んー…。あ、だったら大魔王覇気で霧を消すのはどうだ?
《それなら可能性はありますが、また霧が再構築されるかと思われます。》
そうか…じゃあ大魔王覇気で周囲の霧を消して道を作り、一瞬で樹の麓まで飛ぶのは?
《それは最も突破の可能性が高いです。》
よし、そうと決まったら実行しよう。
俺は竜帝の姿に偽装し、隣で立っているであろうネルを掴む。
「ネル、ちょっと捕まってろよ!」
「ひゃぅっ!?」
俺はネルの答えを待たずに掴む。変な声が出ていたが、いきなり竜に掴まれて驚いたのかもしれない。
「では行くぞ、大魔王覇気!」
その声と同時に発動した覇気によって、周囲の白い霧は黒い霧の壁に阻まれ俺に近寄れない。大魔王覇気はあくまでもユニークスキル。エクストラユニークには勝てないので、その一瞬の間に抜けきらなければならない。
久しぶりに飛ばすぞ!
竜帝の姿になった俺は音速を超えるかのようなスピードで霧を駆け抜ける。途中何度か大魔王覇気を連続使用して壁を作り続けた。
自然と発せられた雄叫びと共に、光差すその霧の空間の向こうが見え、そこまで飛び抜ける。

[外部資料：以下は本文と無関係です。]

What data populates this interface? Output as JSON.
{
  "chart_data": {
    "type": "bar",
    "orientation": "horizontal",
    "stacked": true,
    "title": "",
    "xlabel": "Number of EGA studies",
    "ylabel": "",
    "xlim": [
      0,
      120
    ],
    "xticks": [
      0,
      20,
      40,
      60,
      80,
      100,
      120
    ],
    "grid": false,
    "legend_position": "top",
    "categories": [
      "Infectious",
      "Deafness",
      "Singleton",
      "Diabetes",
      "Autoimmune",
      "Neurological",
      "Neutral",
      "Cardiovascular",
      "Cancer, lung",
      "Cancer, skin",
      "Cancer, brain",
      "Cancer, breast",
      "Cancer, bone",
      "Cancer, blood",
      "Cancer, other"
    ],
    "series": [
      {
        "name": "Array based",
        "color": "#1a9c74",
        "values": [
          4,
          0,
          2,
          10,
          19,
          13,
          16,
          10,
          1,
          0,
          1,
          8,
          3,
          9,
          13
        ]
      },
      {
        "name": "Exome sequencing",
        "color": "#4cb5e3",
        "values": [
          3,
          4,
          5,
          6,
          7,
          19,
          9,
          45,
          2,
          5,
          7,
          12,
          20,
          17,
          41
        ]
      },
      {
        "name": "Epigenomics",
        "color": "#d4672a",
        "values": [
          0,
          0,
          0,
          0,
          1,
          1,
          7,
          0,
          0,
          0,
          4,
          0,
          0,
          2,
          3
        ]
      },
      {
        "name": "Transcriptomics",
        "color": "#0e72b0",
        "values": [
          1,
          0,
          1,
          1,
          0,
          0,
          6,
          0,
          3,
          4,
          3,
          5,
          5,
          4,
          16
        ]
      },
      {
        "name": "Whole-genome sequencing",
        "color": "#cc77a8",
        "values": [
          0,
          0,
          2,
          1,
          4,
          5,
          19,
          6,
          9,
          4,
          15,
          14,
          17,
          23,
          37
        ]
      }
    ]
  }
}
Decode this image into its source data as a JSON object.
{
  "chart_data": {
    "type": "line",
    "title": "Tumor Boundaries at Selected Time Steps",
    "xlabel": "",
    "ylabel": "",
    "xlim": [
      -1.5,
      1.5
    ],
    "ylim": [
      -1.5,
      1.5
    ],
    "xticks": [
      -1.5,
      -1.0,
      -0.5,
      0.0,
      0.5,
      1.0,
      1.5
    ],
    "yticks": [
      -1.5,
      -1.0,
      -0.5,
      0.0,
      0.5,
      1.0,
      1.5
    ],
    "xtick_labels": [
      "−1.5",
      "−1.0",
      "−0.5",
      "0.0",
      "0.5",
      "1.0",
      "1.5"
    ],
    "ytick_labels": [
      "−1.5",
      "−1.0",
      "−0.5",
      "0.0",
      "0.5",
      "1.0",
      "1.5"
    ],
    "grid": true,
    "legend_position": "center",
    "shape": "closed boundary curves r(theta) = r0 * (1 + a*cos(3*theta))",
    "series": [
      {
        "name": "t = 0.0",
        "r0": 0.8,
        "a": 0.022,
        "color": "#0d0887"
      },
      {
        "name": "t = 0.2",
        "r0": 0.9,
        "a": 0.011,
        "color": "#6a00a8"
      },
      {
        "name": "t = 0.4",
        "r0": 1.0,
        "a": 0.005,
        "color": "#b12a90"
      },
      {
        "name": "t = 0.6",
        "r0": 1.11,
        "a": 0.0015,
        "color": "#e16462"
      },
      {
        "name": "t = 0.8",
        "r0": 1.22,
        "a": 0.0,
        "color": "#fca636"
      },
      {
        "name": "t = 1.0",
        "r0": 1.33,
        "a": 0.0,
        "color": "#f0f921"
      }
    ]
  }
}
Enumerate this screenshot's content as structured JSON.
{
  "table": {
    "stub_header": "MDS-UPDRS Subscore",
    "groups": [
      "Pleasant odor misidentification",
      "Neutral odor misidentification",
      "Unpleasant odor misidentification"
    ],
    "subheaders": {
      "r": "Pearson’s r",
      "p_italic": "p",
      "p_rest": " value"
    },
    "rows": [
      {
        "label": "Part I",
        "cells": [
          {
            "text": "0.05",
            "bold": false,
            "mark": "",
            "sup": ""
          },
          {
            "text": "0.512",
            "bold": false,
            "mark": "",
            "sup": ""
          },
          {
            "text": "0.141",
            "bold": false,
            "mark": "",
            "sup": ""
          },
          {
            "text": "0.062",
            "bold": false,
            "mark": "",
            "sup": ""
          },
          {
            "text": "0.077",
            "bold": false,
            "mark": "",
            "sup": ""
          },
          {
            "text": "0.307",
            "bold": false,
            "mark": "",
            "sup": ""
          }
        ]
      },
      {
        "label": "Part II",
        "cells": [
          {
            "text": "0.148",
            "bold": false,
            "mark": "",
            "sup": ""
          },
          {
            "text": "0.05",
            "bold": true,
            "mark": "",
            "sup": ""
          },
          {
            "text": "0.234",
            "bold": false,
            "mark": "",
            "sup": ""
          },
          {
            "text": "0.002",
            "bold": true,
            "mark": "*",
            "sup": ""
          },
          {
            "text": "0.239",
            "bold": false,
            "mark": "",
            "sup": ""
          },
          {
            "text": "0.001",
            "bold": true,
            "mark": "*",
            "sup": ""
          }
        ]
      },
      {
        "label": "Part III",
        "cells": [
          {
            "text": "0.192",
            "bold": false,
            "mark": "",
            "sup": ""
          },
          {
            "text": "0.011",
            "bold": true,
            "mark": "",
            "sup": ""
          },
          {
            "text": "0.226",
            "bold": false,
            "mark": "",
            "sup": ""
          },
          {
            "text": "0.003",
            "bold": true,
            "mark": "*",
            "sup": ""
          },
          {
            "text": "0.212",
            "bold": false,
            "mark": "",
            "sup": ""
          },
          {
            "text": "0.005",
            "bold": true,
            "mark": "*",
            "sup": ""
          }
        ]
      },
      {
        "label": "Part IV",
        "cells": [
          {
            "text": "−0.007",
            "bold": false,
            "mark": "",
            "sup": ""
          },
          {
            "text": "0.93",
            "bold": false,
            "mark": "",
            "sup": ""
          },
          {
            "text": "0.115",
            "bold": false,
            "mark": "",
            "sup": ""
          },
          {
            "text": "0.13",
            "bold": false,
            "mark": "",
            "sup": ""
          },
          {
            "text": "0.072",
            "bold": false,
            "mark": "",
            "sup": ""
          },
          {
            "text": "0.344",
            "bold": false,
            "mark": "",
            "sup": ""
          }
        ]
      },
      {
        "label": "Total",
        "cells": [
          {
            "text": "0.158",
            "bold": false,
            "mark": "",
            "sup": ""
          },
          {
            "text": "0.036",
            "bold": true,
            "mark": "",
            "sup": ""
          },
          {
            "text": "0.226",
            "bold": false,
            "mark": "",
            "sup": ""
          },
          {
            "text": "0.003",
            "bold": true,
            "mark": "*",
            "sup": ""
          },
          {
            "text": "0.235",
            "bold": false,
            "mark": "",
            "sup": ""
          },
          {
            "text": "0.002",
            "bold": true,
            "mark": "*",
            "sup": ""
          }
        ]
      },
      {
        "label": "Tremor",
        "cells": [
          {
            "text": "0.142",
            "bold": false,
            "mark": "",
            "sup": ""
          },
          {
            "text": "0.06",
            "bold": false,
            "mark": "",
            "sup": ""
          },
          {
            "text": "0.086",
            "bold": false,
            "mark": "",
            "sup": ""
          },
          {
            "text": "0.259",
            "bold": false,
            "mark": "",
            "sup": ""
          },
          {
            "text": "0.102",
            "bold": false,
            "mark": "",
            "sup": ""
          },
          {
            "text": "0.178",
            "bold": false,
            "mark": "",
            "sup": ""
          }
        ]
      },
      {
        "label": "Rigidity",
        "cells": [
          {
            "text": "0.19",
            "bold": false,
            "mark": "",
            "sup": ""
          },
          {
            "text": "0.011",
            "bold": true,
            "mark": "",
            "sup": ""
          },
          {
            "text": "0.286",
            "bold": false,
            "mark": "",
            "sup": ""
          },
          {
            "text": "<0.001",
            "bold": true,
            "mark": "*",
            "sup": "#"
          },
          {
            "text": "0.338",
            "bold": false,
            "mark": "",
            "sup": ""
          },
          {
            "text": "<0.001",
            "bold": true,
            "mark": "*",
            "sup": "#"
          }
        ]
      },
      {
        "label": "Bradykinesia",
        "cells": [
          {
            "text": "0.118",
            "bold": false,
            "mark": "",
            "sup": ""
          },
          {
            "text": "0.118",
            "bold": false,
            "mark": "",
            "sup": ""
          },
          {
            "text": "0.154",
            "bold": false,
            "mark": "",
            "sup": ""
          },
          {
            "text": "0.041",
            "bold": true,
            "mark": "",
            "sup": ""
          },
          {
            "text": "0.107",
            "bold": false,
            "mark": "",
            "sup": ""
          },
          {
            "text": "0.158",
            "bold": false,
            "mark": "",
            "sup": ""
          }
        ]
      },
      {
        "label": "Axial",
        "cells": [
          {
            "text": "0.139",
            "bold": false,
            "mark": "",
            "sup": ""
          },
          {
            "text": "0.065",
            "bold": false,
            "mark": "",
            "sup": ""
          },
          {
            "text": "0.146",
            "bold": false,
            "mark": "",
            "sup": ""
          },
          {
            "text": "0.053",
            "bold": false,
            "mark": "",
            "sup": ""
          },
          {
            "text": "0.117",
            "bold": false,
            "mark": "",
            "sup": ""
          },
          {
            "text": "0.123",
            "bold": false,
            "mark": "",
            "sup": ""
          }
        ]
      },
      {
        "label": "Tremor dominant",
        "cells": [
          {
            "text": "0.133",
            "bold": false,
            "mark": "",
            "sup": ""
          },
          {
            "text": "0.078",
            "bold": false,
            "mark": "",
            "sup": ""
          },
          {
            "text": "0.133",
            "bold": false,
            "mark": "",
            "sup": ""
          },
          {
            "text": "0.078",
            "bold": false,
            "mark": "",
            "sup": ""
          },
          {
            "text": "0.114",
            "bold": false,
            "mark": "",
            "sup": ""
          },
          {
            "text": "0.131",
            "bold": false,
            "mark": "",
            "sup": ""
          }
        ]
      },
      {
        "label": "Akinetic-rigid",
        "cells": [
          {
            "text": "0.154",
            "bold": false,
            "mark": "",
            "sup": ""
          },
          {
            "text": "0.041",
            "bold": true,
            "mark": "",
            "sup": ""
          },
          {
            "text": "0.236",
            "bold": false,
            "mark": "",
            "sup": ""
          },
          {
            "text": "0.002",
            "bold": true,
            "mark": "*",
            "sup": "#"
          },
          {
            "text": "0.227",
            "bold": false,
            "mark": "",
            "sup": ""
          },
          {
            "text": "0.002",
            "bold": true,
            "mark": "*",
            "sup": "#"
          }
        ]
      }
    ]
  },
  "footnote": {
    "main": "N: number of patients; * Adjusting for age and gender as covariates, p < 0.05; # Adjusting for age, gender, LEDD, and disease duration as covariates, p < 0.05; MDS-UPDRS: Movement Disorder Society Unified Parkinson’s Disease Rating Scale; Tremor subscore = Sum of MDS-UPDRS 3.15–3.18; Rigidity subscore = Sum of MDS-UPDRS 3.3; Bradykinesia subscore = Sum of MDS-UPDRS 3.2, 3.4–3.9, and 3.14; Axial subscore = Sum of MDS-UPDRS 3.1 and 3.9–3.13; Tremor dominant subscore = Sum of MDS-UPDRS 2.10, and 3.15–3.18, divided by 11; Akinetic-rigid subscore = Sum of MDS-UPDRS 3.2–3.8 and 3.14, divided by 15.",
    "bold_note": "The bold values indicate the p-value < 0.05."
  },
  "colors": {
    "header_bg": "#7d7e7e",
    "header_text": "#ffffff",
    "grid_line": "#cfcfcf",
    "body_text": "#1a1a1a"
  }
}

抜けた!と思ったら目の前にはとんでもなく大きい樹?があった。
やっと霧を抜けたか…そう思いながらネルを地上に下ろし偽装を解除する。あの速度の中でもネルは防御結界のためか何も損傷は無かった。
「あ~早かった~。もう、急に掴むからびっくりしたよ!」
「ああ…それは悪かった。だがこうして霧を抜けられたのだ、多少多目に見てくれ。」
「んー…まあいいけどさ。」
ネルは少し頬を膨らませ怒っていた。返事を待たなかったのは確かに悪かったな、反省しよう。